Deep Sky Category Winner — "Trumpler 14"
"This amazingly detailed image is of the southern sky's most interesting nebula around its most dynamic and unstable star, Eta Carina. The whole frame reveals excellent colour balance, beautifully controlled dynamic range and admirable fine structure, visible thoughout. Beautiful!"
Wide-Field Category Winner — "Smilin' Orion"
"This is a very challenging field to photograph, given its enormous extent and very wide dynamic range, with the very bright Orion nebula and the delicately structured faint arc of Barnard's Loop. These issues are beautifully handled here and the image is aesthetically well balanced and presented. A worthy winner."
Nightscapes Category Winner — "Stormy Stars"
"This dramatic image has evidently composed itself, beneath a night sky scattered with pin-point stars, and it emphasises the fleeting and unexpected colours and dramatic clouds of a passing thunderstorm. A remarkably beautiful night-time landscape."
Solar System Category Winner — "The Hidden Colours of the Moon"

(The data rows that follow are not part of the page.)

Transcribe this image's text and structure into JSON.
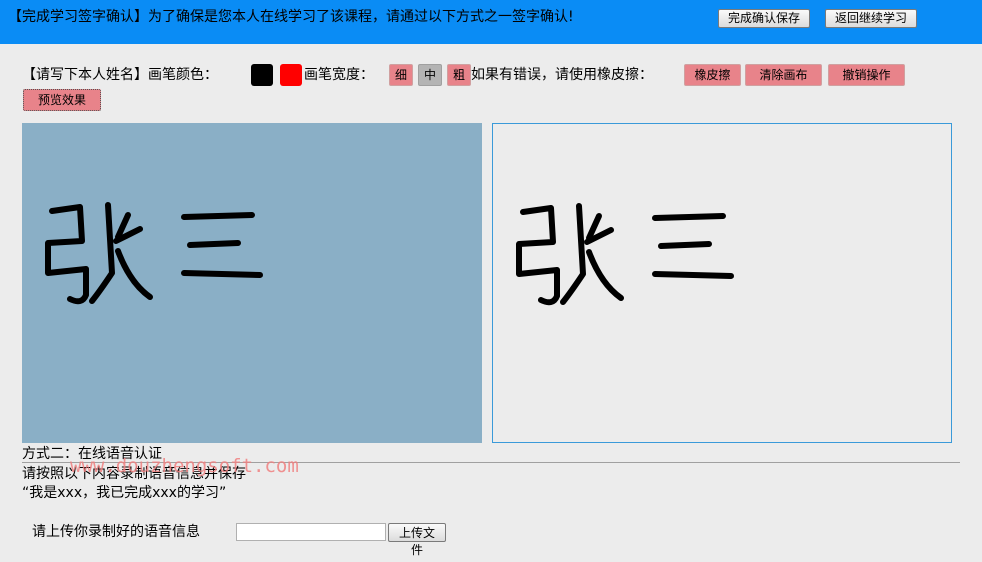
{
  "header": {
    "message": "【完成学习签字确认】为了确保是您本人在线学习了该课程，请通过以下方式之一签字确认!",
    "confirm_save": "完成确认保存",
    "back_continue": "返回继续学习"
  },
  "toolbar": {
    "name_prompt": "【请写下本人姓名】画笔颜色：",
    "colors": [
      "#000000",
      "#ff0000"
    ],
    "width_label": "画笔宽度：",
    "width_thin": "细",
    "width_medium": "中",
    "width_thick": "粗",
    "eraser_hint": "如果有错误，请使用橡皮擦：",
    "eraser": "橡皮擦",
    "clear_canvas": "清除画布",
    "undo": "撤销操作",
    "preview": "预览效果"
  },
  "voice": {
    "method_title": "方式二：在线语音认证",
    "instruction": "请按照以下内容录制语音信息并保存",
    "script": "“我是xxx，我已完成xxx的学习”",
    "upload_label": "请上传你录制好的语音信息",
    "upload_button": "上传文件"
  },
  "watermark": "www.douzhengsoft.com"
}
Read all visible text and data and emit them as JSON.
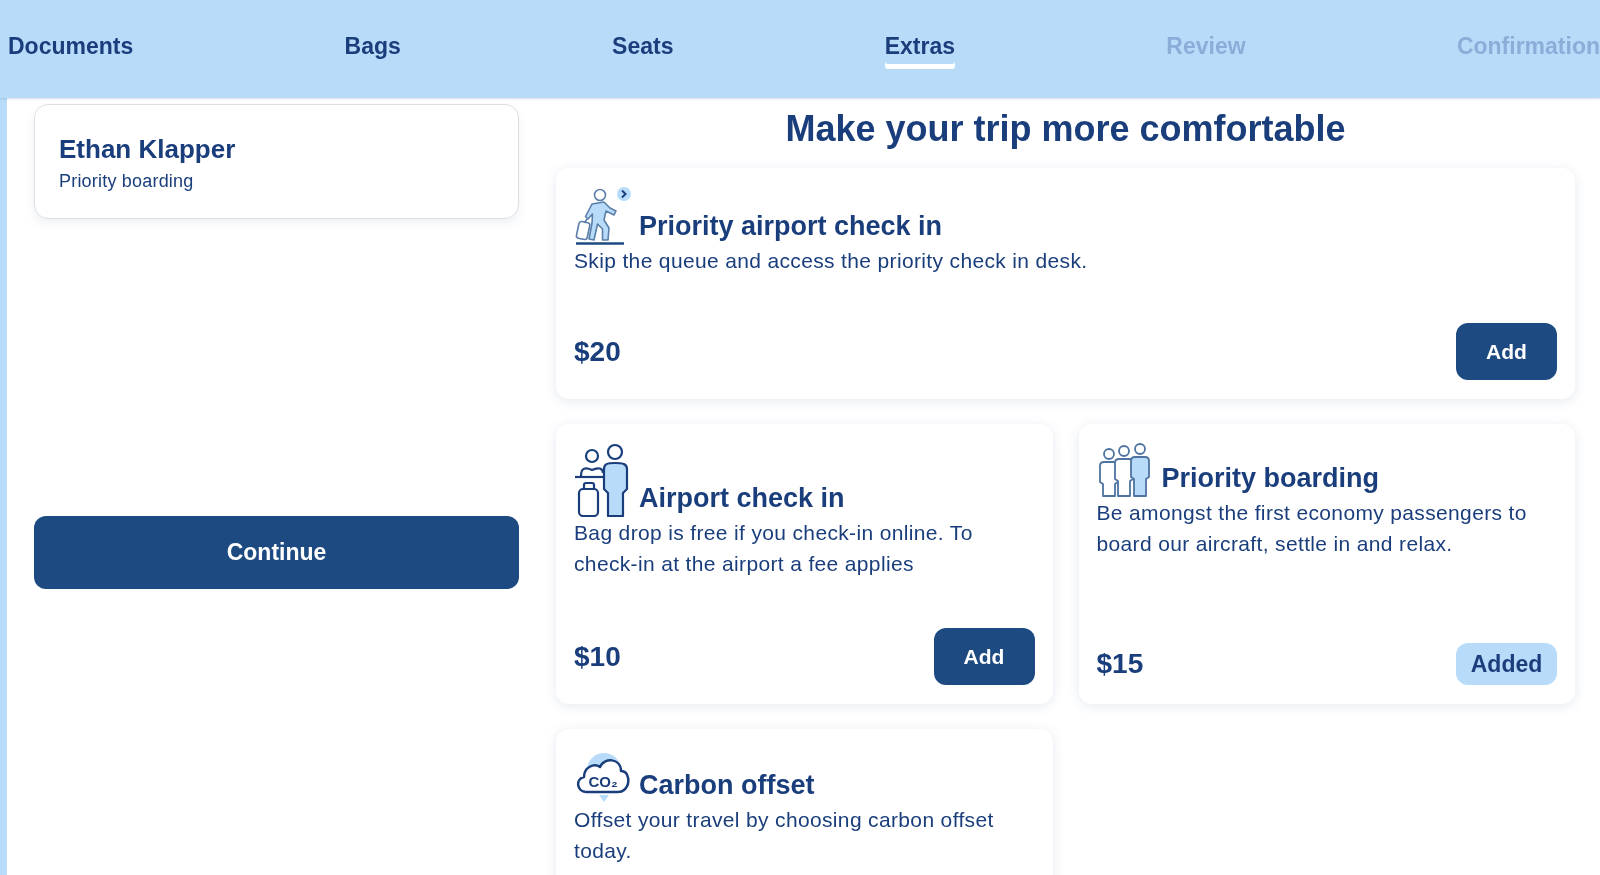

"The Moon's dark surface has subtle colour variations that give its reflected light its slightly yellowish hue. In this excellent image these colours are deliberately exaggerated, revealing the varying composition of our satellite's surface."
Theme ("Light Pollution: The Bad and the Beautiful") Category Winner — "The Milky Way over Bonnie Doon"
"A very well structured image that includes the distinctive band of the distant Milky Way above the yellow glow of Melbourne, about 100 km away on the horizon. It combines the bad and the beautiful in a way that catches the eye and obliges the thoughtful observer to consider the scene, which was the intention of this category."